Published online by Cambridge University Press: 22 September 2009
Those of us in political science who subscribe to the view that our research should be “problem driven,” with methods chosen according to what is needed to explore those problems, bear the burden of defining and defending the substantive political problems that we think we should address, and explaining why certain methods are suitable for doing so. This chapter contends that contemporary political science should give high (though certainly not exclusive) priority to studies of the processes, especially the political processes, through which senses of political membership, allegiance, and identity are formed and transformed. To do so, we will need to rely more than the discipline collectively has done on approaches that provide empathetic interpretive understandings of human consciousnesses and values, and on identification of historical and contextual differences in identities and values. We cannot rely solely or even predominantly on approaches that seek to improve our formal grasp of instrumental rationality, or even on efforts to seek to identify timeless, enduring regularities in political behavior that are relatively independent of specific historical contexts.
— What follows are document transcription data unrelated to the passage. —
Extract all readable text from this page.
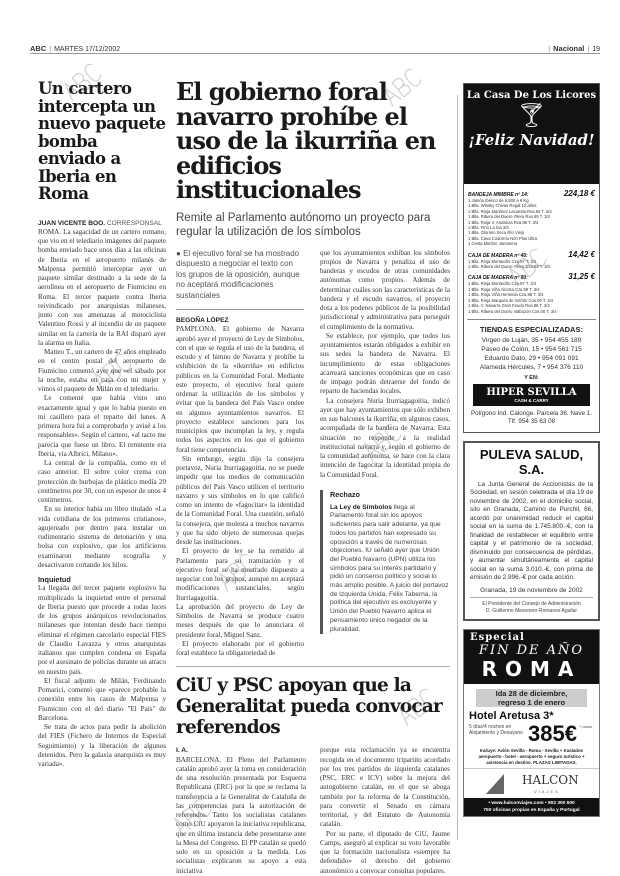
ABC | MARTES 17/12/2002	| Nacional | 19
Un cartero intercepta un nuevo paquete bomba enviado a Iberia en Roma
JUAN VICENTE BOO. CORRESPONSAL

ROMA. La sagacidad de un cartero romano, que vio en el telediario imágenes del paquete bomba enviado hace unos días a las oficinas de Iberia en el aeropuerto milanés de Malpensa permitió interceptar ayer un paquete similar destinado a la sede de la aerolínea en el aeropuerto de Fiumicino en Roma. El tercer paquete contra Iberia reivindicado por anarquistas milaneses, junto con sus amenazas al motociclista Valentino Rossi y al incendio de un paquete similar en la cartería de la RAI disparó ayer la alarma en Italia.

Matteo T., un cartero de 47 años empleado en el centro postal del aeropuerto de Fiumicino comentó ayer que «el sábado por la noche, estaba en casa con mi mujer y vimos el paquete de Milán en el telediario.

Le comenté que había visto uno exactamente igual y que lo había puesto en mi casillero para el reparto del lunes. A primera hora fui a comprobarlo y avisé a los responsables». Según el cartero, «al tacto me parecía que fuese un libro. El remitente era Iberia, vía Albrici, Milano».

La central de la compañía, como en el caso anterior. El sobre color crema con protección de burbujas de plástico medía 20 centímetros por 30, con un espesor de unos 4 centímetros.

En su interior había un libro titulado «La vida cotidiana de los primeros cristianos», agujereado por dentro para instalar un rudimentario sistema de detonación y una bolsa con explosivo, que los artificieros examinaron mediante ecografía y desactivaron cortando los hilos.

Inquietud

La llegada del tercer paquete explosivo ha multiplicado la inquietud entre el personal de Iberia puesto que procede a todas luces de los grupos anárquicos revolucionarios milaneses que intentan desde hace tiempo eliminar el régimen carcelario especial FIES de Claudio Lavazza y otros anarquistas italianos que cumplen condena en España por el asesinato de policías durante un atraco en nuestro país.

El fiscal adjunto de Milán, Ferdinando Pomarici, comentó que «parece probable la conexión entre los casos de Malpensa y Fiumicino con el del diario "El País" de Barcelona.

Se trata de actos para pedir la abolición del FIES (Fichero de Internos de Especial Seguimiento) y la liberación de algunos detenidos. Pero la galaxia anarquista es muy variada».

El gobierno foral navarro prohíbe el uso de la ikurriña en edificios institucionales
Remite al Parlamento autónomo un proyecto para regular la utilización de los símbolos
● El ejecutivo foral se ha mostrado dispuesto a negociar el texto con los grupos de la oposición, aunque no aceptará modificaciones sustanciales
BEGOÑA LÓPEZ

PAMPLONA. El gobierno de Navarra aprobó ayer el proyecto de Ley de Símbolos, con el que se regula el uso de la bandera, el escudo y el himno de Navarra y prohíbe la exhibición de la «ikurriña» en edificios públicos en la Comunidad Foral. Mediante este proyecto, el ejecutivo foral quiere ordenar la utilización de los símbolos y evitar que la bandera del País Vasco ondee en algunos ayuntamientos navarros. El proyecto establece sanciones para los municipios que incumplan la ley, y regula todos los aspectos en los que el gobierno foral tiene competencias.

Sin embargo, según dijo la consejera portavoz, Nuria Iturriagagoitia, no se puede impedir que los medios de comunicación públicos del País Vasco utilicen el territorio navarro y sus símbolos en lo que calificó como un intento de «fagocitar» la identidad de la Comunidad Foral. Una cuestión, señaló la consejera, que molesta a muchos navarros y que ha sido objeto de numerosas quejas desde las instituciones.

El proyecto de ley se ha remitido al Parlamento para su tramitación y el ejecutivo foral se ha mostrado dispuesto a negociar con los grupos, aunque no aceptará modificaciones sustanciales, según Iturriagagoitia.

La aprobación del proyecto de Ley de Símbolos de Navarra se produce cuatro meses después de que lo anunciara el presidente foral, Miguel Sanz.

El proyecto elaborado por el gobierno foral establece la obligatoriedad de

que los ayuntamientos exhiban los símbolos propios de Navarra y penaliza el uso de banderas y escudos de otras comunidades autónomas como propios. Además de determinar cuáles son las características de la bandera y el escudo navarros, el proyecto dota a los poderes públicos de la posibilidad jurisdiccional y administrativa para perseguir el cumplimiento de la normativa.

Se establece, por ejemplo, que todos los ayuntamientos estarán obligados a exhibir en sus sedes la bandera de Navarra. El incumplimiento de estas obligaciones acarreará sanciones económicas que en caso de impago podrán detraerse del fondo de reparto de haciendas locales.

La consejera Nuria Iturriagagoitia, indicó ayer que hay ayuntamientos que sólo exhiben en sus balcones la ikurriña; en algunos casos, acompañada de la bandera de Navarra. Esta situación no responde a la realidad institucional navarra y, según el gobierno de la comunidad autónoma, se hace con la clara intención de fagocitar la identidad propia de la Comunidad Foral.

Rechazo
La Ley de Símbolos llega al Parlamento foral sin los apoyos suficientes para salir adelante, ya que todos los partidos han expresado su oposición a través de numerosas objeciones. IU señaló ayer que Unión del Pueblo Navarro (UPN) utiliza los símbolos para su interés partidario y pidió un consenso político y social lo más amplio posible. A juicio del portavoz de Izquierda Unida, Félix Taberna, la política del ejecutivo es excluyente y Unión del Pueblo Navarro aplica el pensamiento único negador de la pluralidad.
CiU y PSC apoyan que la Generalitat pueda convocar referendos
I. A.

BARCELONA. El Pleno del Parlamento catalán aprobó ayer la toma en consideración de una resolución presentada por Esquerra Republicana (ERC) por la que se reclama la transferencia a la Generalitat de Cataluña de las competencias para la autorización de referendos. Tanto los socialistas catalanes como CiU apoyaron la iniciativa republicana, que en última instancia debe presentarse ante la Mesa del Congreso. El PP catalán se quedó solo en su oposición a la medida. Los socialistas explicaron su apoyo a esta iniciativa

porque esta reclamación ya se encuentra recogida en el documento tripartito acordado por los tres partidos de izquierda catalanes (PSC, ERC e ICV) sobre la mejora del autogobierno catalán, en el que se aboga también por la reforma de la Constitución, para convertir el Senado en cámara territorial, y del Estatuto de Autonomía catalán.

Por su parte, el diputado de CiU, Jaume Camps, aseguró al explicar su voto favorable que la formación nacionalista «siempre ha defendido» el derecho del gobierno autonómico a convocar consultas populares.

La Casa De Los Licores
🍸︎
¡Feliz Navidad!
BANDEJA MIMBRE nº 14:	224,18 €
1 Jamón Ibérico de 5.500 a 6 Kg.
1 Blla. Whisky Chivas Regal 12 años
1 Blla. Rioja Martínez Lacuesta Rva.94 T. 3/4
1 Blla. Ribera del Duero Yllera Rva.95 T. 3/4
1 Blla. Rioja V. Andanza Rva.96 T. 3/4
1 Blla. Fino La Ina 3/4
1 Blla. Oloroso Seco Río Viejo
1 Blla. Cava Codorníu Non Plus Ultra
1 Cesta Mimbre Jamonera
CAJA DE MADERA nº 40:	14,42 €
1 Blla. Rioja Montecillo Cza.97 T. 3/4
1 Blla. Ribera del Duero Yllera Cza.99 T. 3/4
CAJA DE MADERA nº 80:	31,25 €
1 Blla. Rioja Montecillo Cza.97 T. 3/4
1 Blla. Rioja Viña Alcorta Cza.98 T. 3/4
1 Blla. Rioja Viña Herminia Cza.98 T. 3/4
1 Blla. Rioja Marqués de Griñón Cos.00 T. 3/4
1 Blla. V. Navarra Gran Feudo Rva.96 T. 3/4
1 Blla. Ribera del Duero Valbuzón Cos.00 T. 3/4
TIENDAS ESPECIALIZADAS:
Virgen de Luján, 35 • 954 455 189
Paseo de Colón, 15 • 954 561 715
Eduardo Dato, 29 • 954 091 091
Alameda Hércules, 7 • 954 376 110
Y EN:
HIPER SEVILLA
CASH & CARRY
Polígono Ind. Calonge. Parcela 36. Nave 1. Tlf. 954 35 63 08
PULEVA SALUD, S.A.
La Junta General de Accionistas de la Sociedad, en sesión celebrada el día 19 de noviembre de 2002, en el domicilio social, sito en Granada, Camino de Purchil, 66, acordó por unanimidad reducir el capital social en la suma de 1.745.800.-€, con la finalidad de restablecer el equilibrio entre capital y el patrimonio de la sociedad, disminuido por consecuencia de pérdidas, y aumentar simultáneamente el capital social en la suma 3.010.-€, con prima de emisión de 2.996.-€ por cada acción.
Granada, 19 de noviembre de 2002
El Presidente del Consejo de Administración
D. Guillermo Mesonero-Romanos Aguilar
Especial
FIN DE AÑO
ROMA
Ida 28 de diciembre,
regreso 1 de enero
Hotel Aretusa 3*
5 días/4 noches en Alojamiento y Desayuno 385€ + tasas
Incluye: Avión Sevilla - Roma - Sevilla + traslados aeropuerto - hotel - aeropuerto + seguro turístico + asistencia en destino. PLAZAS LIMITADAS.
HALCON
VIAJES
• www.halconviajes.com • 902 300 600
750 oficinas propias en España y Portugal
Though valuable for other purposes, in regard to processes of political identity formation and transformation, those methods generally contribute most when they are but components of projects that rest extensively on contextually informed interpretive accounts.
Yet even if, in regard to such problems, we must often move away from striving to develop a single thin, universal theory of all politics, we should still be able to formulate somewhat less abstract theoretical frameworks that can help us identify both near-universal patterns of political conduct, and some necessarily suprahistorical theories about the means and mechanisms of historical transformations.